The Boston Police Department has launched a crime awareness website for Jamaica Plain to raise neighborhood crime awareness and encourage friendship between residents, city officials said.
The BPD asked Jamaica Plain resident Joseph Porcelli to create the E13/Jamaica Plain Neighbors Network after the success of a neighborhood watch group he started in Charlestown in 2006. More than 500 Charlestown residents joined the site and contributed to a 16 percent decrease in crime, according to a press release.
Jamaica Plain residents can join the website to receive information about neighborhood crime and to communicate with neighbors. Since its launch earlier this month, the website has gained more than 140 members Porcelli said.
“We can’t be face-to-face with everybody all at once,” he said, “It allows us to really reach and communicate and offer really valuable information from our computer screens.”

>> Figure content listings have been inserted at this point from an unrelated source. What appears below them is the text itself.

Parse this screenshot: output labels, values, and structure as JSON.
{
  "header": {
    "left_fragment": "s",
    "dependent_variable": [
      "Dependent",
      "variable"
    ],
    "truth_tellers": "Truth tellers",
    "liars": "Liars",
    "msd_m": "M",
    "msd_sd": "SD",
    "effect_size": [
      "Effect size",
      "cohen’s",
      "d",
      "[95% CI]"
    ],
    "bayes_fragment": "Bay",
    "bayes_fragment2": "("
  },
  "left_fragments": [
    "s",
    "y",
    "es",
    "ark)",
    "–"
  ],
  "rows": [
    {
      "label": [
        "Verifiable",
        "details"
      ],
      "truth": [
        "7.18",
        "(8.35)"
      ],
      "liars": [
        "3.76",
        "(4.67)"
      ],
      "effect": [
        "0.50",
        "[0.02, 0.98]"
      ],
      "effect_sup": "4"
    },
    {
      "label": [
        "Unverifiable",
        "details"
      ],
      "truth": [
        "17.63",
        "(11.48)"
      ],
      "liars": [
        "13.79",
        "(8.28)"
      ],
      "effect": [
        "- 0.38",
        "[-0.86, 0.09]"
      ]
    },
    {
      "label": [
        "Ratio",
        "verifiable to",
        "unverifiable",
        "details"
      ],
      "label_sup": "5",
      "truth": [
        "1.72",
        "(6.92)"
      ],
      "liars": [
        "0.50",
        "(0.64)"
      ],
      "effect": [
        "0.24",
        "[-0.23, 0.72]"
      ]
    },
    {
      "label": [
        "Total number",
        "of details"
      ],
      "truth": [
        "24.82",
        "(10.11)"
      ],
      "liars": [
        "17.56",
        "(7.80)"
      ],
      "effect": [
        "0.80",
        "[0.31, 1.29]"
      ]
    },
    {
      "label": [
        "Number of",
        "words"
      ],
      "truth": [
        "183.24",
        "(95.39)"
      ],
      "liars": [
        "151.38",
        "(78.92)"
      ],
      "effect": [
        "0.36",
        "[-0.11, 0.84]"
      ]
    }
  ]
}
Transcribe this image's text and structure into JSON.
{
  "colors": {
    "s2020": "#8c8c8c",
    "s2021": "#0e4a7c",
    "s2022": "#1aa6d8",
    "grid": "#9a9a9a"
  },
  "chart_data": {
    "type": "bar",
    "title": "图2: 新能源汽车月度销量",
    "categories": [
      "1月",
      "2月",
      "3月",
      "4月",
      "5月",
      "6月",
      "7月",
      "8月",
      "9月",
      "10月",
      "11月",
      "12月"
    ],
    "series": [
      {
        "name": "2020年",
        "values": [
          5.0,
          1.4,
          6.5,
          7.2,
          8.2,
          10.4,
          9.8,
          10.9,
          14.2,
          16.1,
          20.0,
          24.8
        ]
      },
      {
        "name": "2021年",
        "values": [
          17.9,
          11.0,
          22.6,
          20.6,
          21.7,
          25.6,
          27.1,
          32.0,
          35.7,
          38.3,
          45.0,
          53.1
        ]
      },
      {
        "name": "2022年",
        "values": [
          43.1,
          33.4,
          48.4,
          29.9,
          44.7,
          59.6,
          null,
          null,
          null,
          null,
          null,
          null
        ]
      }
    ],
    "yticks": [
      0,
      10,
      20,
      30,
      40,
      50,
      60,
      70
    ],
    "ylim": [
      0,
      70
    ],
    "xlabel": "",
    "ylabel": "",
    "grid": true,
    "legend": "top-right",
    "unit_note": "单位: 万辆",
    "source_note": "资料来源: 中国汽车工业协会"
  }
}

The moderators of the site verify the addresses of Jamaica Plain residents who request to join the network. Once accepted into the network, members choose the information available to their neighbors in order to ensure member privacy, Porcelli said.
Jamaica Plain neighborhood coordinator Colleen Keller said the site is not a foolproof way to combat crime and that other crime prevention efforts should supplement it.
“Some people are just not computer savvy and won’t sign up for it,” she said. “You have to use every mode that you can.”
City Councilor John Tobin of Jamaica Plain said the biggest challenge for the site is keeping members engaged. Members must continuously update the site to ensure its success.
“If people go to a website one day, and then they come back two days later and the same information is there, it’s tough,” he said.
Allston resident Devin Kelly said a crime watch website would be beneficial to off-campus students, and she encourages BU to adopt a similar program.
“If it was easy to check — like something off of the BU home page, I would check it more often,” Kelly, a College of Arts and Sciences junior, said.
Kelly said college students would check the website more frequently than other Boston residents because they are online more often.
“College students check MySpace, Facebook and websites like that more regularly than residents of the Boston area do,” he said.
Kelly’s roommate, Phil Benjamin, a College of Engineering senior, said a similar site for BU students could have helped prevent a burglary at their house last fall.
“They broke into our house the same way that they broke into other houses earlier in the week,” he said. “If we had known about [the other neighborhood robberies] beforehand, we would have been more prepared for it.”